I really tried to break the boundaries of how I was taught storytelling should go: That this could have historical elements, contemporary elements, surreal elements; that it could blur the line between narrative and documentary; and you could use non-actors with actors with people playing themselves. And that I don’t have to put a lower third on everything and tell you where you are and what year it is; that I can say, “This is all one thing, and it doesn’t matter where it happens or when it happens. It’s caste, and it looks all of these different ways.” And that audiences are smart enough and wise enough to not need those kinds of markers.

There’s a scene, maybe 30 minutes in, after Isabel loses her husband and her mother within a year of each other. She lies, eyes glazed over, on a bed of dead, dried leaves as more brown leaves fall slowly around her. Where did that personification of grief come from?  

That’s the personal visual that I brought to the picture from my own experience with grief. I think as an artist, we have to—especially when we’re adapting or chronicling real people, real events—put our fingerprints on it in various ways. That scene is how I feel when I lose someone.

I know you wanted to get Origin into the world before the 2024 U.S. presidential election. Why was that so critical?

I think that we’re in a state of emergency that not enough people are attuned to. I’m just a filmmaker, all I do is make films. What I can do is make a movie about how I feel and what I want to draw people’s attention to. And the hope is that more and more artists, more and more advocates, more and more people become activists. Activist just means raising your voice in whatever way works for you.

But this is a time when we need to be alert. We need to be aware of the stripping of freedoms and rights. The intention of certain people to distort history, to say it doesn’t matter, to say it never happened. And books being taken off shelves, information being contorted. This is the time when we have to push through our fatigue and open our eyes and engage. Hopefully this film contributes to that in some way.

You’ve said that humans “will always figure out how to bifurcate and categorize and create hierarchy,” that they’ll always develop castes.

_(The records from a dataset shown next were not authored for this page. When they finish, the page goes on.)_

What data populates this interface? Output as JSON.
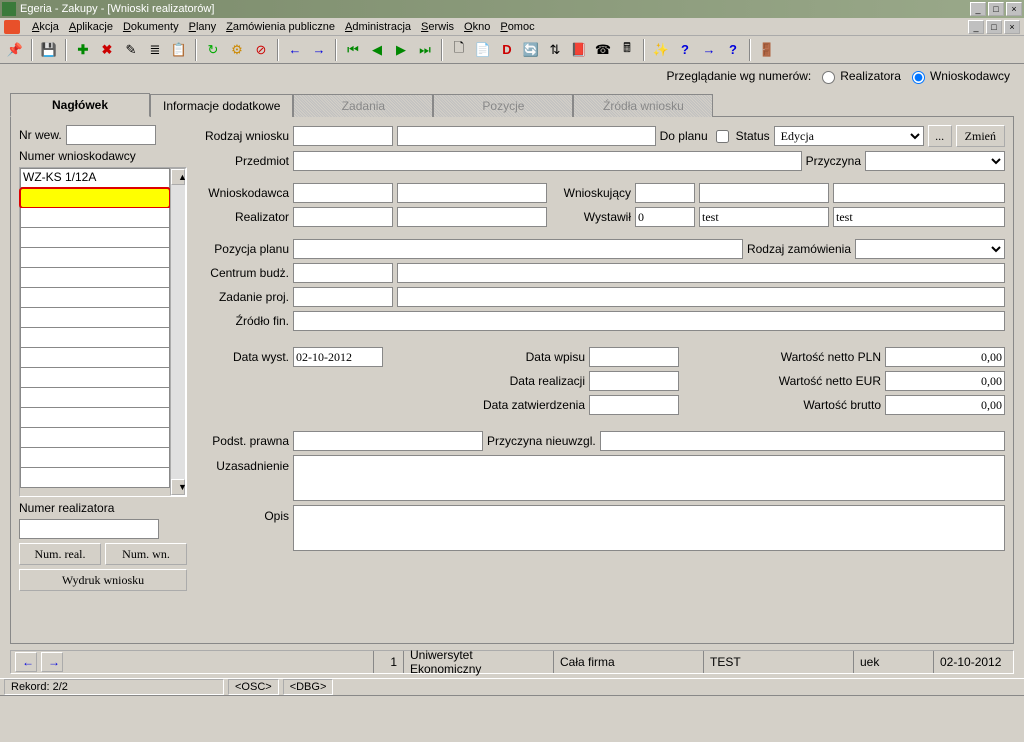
{
  "window": {
    "title": "Egeria - Zakupy - [Wnioski realizatorów]"
  },
  "menu": [
    "Akcja",
    "Aplikacje",
    "Dokumenty",
    "Plany",
    "Zamówienia publiczne",
    "Administracja",
    "Serwis",
    "Okno",
    "Pomoc"
  ],
  "filter": {
    "label": "Przeglądanie wg numerów:",
    "opt1": "Realizatora",
    "opt2": "Wnioskodawcy"
  },
  "tabs": [
    "Nagłówek",
    "Informacje dodatkowe",
    "Zadania",
    "Pozycje",
    "Źródła wniosku"
  ],
  "left": {
    "nr_wew_label": "Nr wew.",
    "nr_wew_value": "",
    "numer_wnio_label": "Numer wnioskodawcy",
    "list": [
      "WZ-KS 1/12A",
      "",
      "",
      "",
      "",
      "",
      "",
      "",
      "",
      "",
      "",
      "",
      "",
      "",
      "",
      "",
      ""
    ],
    "numer_real_label": "Numer realizatora",
    "numer_real_value": "",
    "btn_num_real": "Num. real.",
    "btn_num_wn": "Num. wn.",
    "btn_wydruk": "Wydruk wniosku"
  },
  "form": {
    "rodzaj_wniosku": {
      "label": "Rodzaj wniosku",
      "v": ""
    },
    "do_planu": {
      "label": "Do planu"
    },
    "status": {
      "label": "Status",
      "v": "Edycja",
      "btn_dots": "...",
      "btn_zmien": "Zmień"
    },
    "przedmiot": {
      "label": "Przedmiot",
      "v": ""
    },
    "przyczyna": {
      "label": "Przyczyna",
      "v": ""
    },
    "wnioskodawca": {
      "label": "Wnioskodawca",
      "v1": "",
      "v2": ""
    },
    "wnioskujacy": {
      "label": "Wnioskujący",
      "v1": "",
      "v2": "",
      "v3": ""
    },
    "realizator": {
      "label": "Realizator",
      "v1": "",
      "v2": ""
    },
    "wystawil": {
      "label": "Wystawił",
      "v1": "0",
      "v2": "test",
      "v3": "test"
    },
    "pozycja_planu": {
      "label": "Pozycja planu",
      "v": ""
    },
    "rodzaj_zam": {
      "label": "Rodzaj zamówienia",
      "v": ""
    },
    "centrum": {
      "label": "Centrum budż.",
      "v1": "",
      "v2": ""
    },
    "zadanie": {
      "label": "Zadanie proj.",
      "v1": "",
      "v2": ""
    },
    "zrodlo": {
      "label": "Źródło fin.",
      "v": ""
    },
    "data_wyst": {
      "label": "Data wyst.",
      "v": "02-10-2012"
    },
    "data_wpisu": {
      "label": "Data wpisu",
      "v": ""
    },
    "data_realiz": {
      "label": "Data realizacji",
      "v": ""
    },
    "data_zatw": {
      "label": "Data zatwierdzenia",
      "v": ""
    },
    "wart_netto_pln": {
      "label": "Wartość netto PLN",
      "v": "0,00"
    },
    "wart_netto_eur": {
      "label": "Wartość netto EUR",
      "v": "0,00"
    },
    "wart_brutto": {
      "label": "Wartość brutto",
      "v": "0,00"
    },
    "podst_prawna": {
      "label": "Podst. prawna",
      "v": ""
    },
    "przyczyna_nieuw": {
      "label": "Przyczyna nieuwzgl.",
      "v": ""
    },
    "uzasadnienie": {
      "label": "Uzasadnienie",
      "v": ""
    },
    "opis": {
      "label": "Opis",
      "v": ""
    }
  },
  "status_row": {
    "num": "1",
    "c1": "Uniwersytet Ekonomiczny",
    "c2": "Cała firma",
    "c3": "TEST",
    "c4": "uek",
    "c5": "02-10-2012"
  },
  "bottom": {
    "rekord": "Rekord: 2/2",
    "osc": "<OSC>",
    "dbg": "<DBG>"
  }
}
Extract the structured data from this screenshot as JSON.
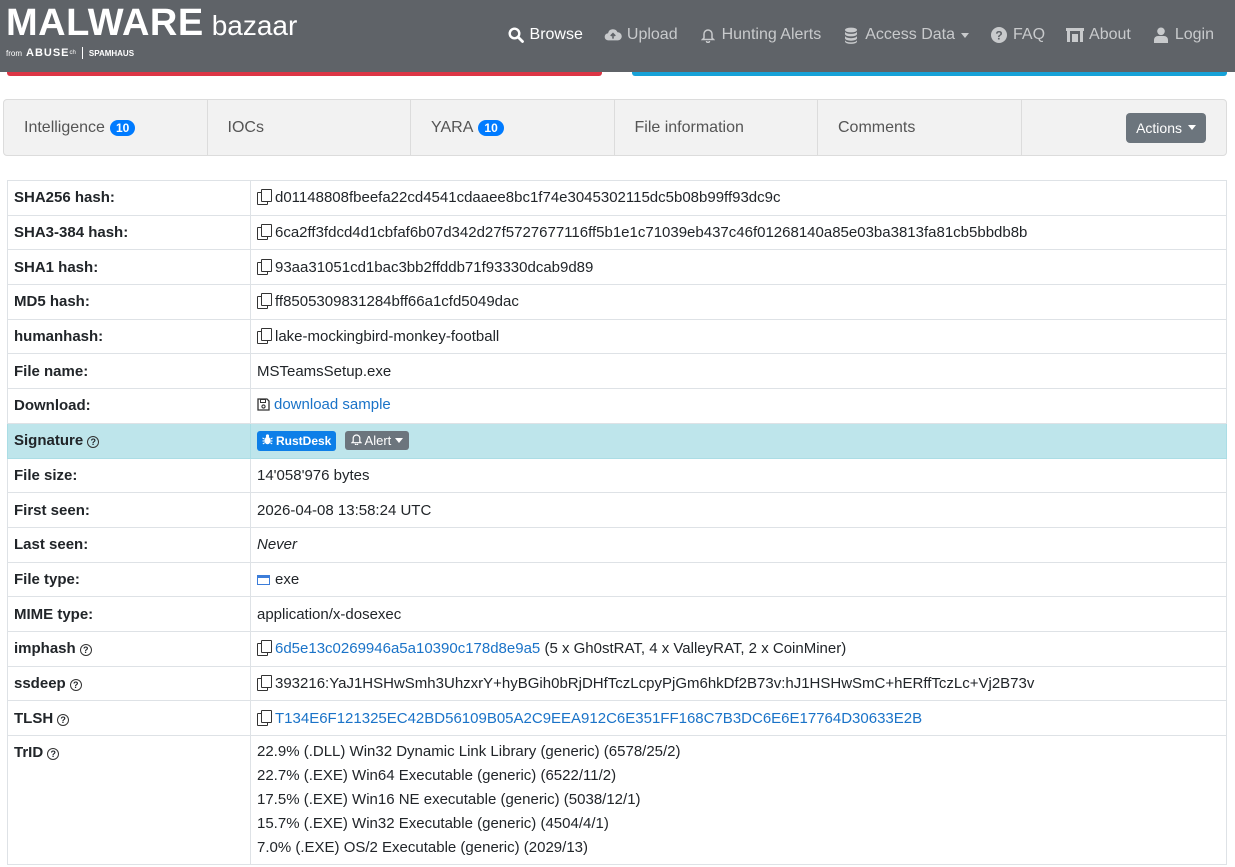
{
  "navbar": {
    "logo_main": "MALWARE",
    "logo_secondary": "bazaar",
    "logo_from": "from",
    "logo_abuse": "ABUSE",
    "logo_abuse_suffix": "ch",
    "logo_spamhaus": "SPAMHAUS",
    "items": [
      {
        "label": "Browse",
        "icon": "search-icon",
        "active": true
      },
      {
        "label": "Upload",
        "icon": "cloud-upload-icon"
      },
      {
        "label": "Hunting Alerts",
        "icon": "bell-icon"
      },
      {
        "label": "Access Data",
        "icon": "database-icon",
        "dropdown": true
      },
      {
        "label": "FAQ",
        "icon": "question-circle-icon"
      },
      {
        "label": "About",
        "icon": "building-icon"
      },
      {
        "label": "Login",
        "icon": "user-icon"
      }
    ]
  },
  "tabs": [
    {
      "label": "Intelligence",
      "badge": "10"
    },
    {
      "label": "IOCs"
    },
    {
      "label": "YARA",
      "badge": "10"
    },
    {
      "label": "File information"
    },
    {
      "label": "Comments"
    }
  ],
  "actions_label": "Actions",
  "colors": {
    "navbar": "#5f6368",
    "strip_left": "#dc3545",
    "strip_right": "#17a2d8",
    "badge": "#007bff",
    "signature_row": "#bee5eb"
  },
  "rows": {
    "sha256": {
      "label": "SHA256 hash:",
      "value": "d01148808fbeefa22cd4541cdaaee8bc1f74e3045302115dc5b08b99ff93dc9c"
    },
    "sha3": {
      "label": "SHA3-384 hash:",
      "value": "6ca2ff3fdcd4d1cbfaf6b07d342d27f5727677116ff5b1e1c71039eb437c46f01268140a85e03ba3813fa81cb5bbdb8b"
    },
    "sha1": {
      "label": "SHA1 hash:",
      "value": "93aa31051cd1bac3bb2ffddb71f93330dcab9d89"
    },
    "md5": {
      "label": "MD5 hash:",
      "value": "ff8505309831284bff66a1cfd5049dac"
    },
    "humanhash": {
      "label": "humanhash:",
      "value": "lake-mockingbird-monkey-football"
    },
    "filename": {
      "label": "File name:",
      "value": "MSTeamsSetup.exe"
    },
    "download": {
      "label": "Download:",
      "link": "download sample"
    },
    "signature": {
      "label": "Signature",
      "tag": "RustDesk",
      "alert": "Alert"
    },
    "filesize": {
      "label": "File size:",
      "value": "14'058'976 bytes"
    },
    "firstseen": {
      "label": "First seen:",
      "value": "2026-04-08 13:58:24 UTC"
    },
    "lastseen": {
      "label": "Last seen:",
      "value": "Never"
    },
    "filetype": {
      "label": "File type:",
      "value": "exe"
    },
    "mime": {
      "label": "MIME type:",
      "value": "application/x-dosexec"
    },
    "imphash": {
      "label": "imphash",
      "link": "6d5e13c0269946a5a10390c178d8e9a5",
      "extra": "(5 x Gh0stRAT, 4 x ValleyRAT, 2 x CoinMiner)"
    },
    "ssdeep": {
      "label": "ssdeep",
      "value": "393216:YaJ1HSHwSmh3UhzxrY+hyBGih0bRjDHfTczLcpyPjGm6hkDf2B73v:hJ1HSHwSmC+hERffTczLc+Vj2B73v"
    },
    "tlsh": {
      "label": "TLSH",
      "link": "T134E6F121325EC42BD56109B05A2C9EEA912C6E351FF168C7B3DC6E6E17764D30633E2B"
    },
    "trid": {
      "label": "TrID",
      "lines": [
        "22.9% (.DLL) Win32 Dynamic Link Library (generic) (6578/25/2)",
        "22.7% (.EXE) Win64 Executable (generic) (6522/11/2)",
        "17.5% (.EXE) Win16 NE executable (generic) (5038/12/1)",
        "15.7% (.EXE) Win32 Executable (generic) (4504/4/1)",
        "7.0% (.EXE) OS/2 Executable (generic) (2029/13)"
      ]
    }
  }
}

How do we get people to stop doing that?

I believe that if enough people become interested in civility, if enough people become interested in dignity, human dignity for people who don’t look like you, that there could be a shift, a bend towards justice, towards freedom for more people. I think it’s possible. Will it be in our lifetimes? I’m not sure. But there’s an old proverb that says, “We sit in the shadow of trees we did not plant.” And we have to plant those seeds now for the future. So I hope that this film stirs some of that conversation, some of that thinking.

What does it mean to let this film be independently financed? What kind of creative freedom did that grant you?

It gave me the ability to cast Aunjanue Ellis-Taylor as the lead. This is her first time as a lead in a major picture. A 50-year-old woman, incredibly accomplished, magnificently talented, who’d never been tapped to play the lead. And you look at what studios say the leads of films, what those people need to be like, look like, have done. The popularity, the social media aspect, all the math that’s done to approve someone to be a lead in a picture. And oftentimes [there] is a disconnect between that and the quality and talent needed for the character. So by being independent, it allowed me to cast all of my dream actors for these roles. And this cast would not exist if it was a studio picture.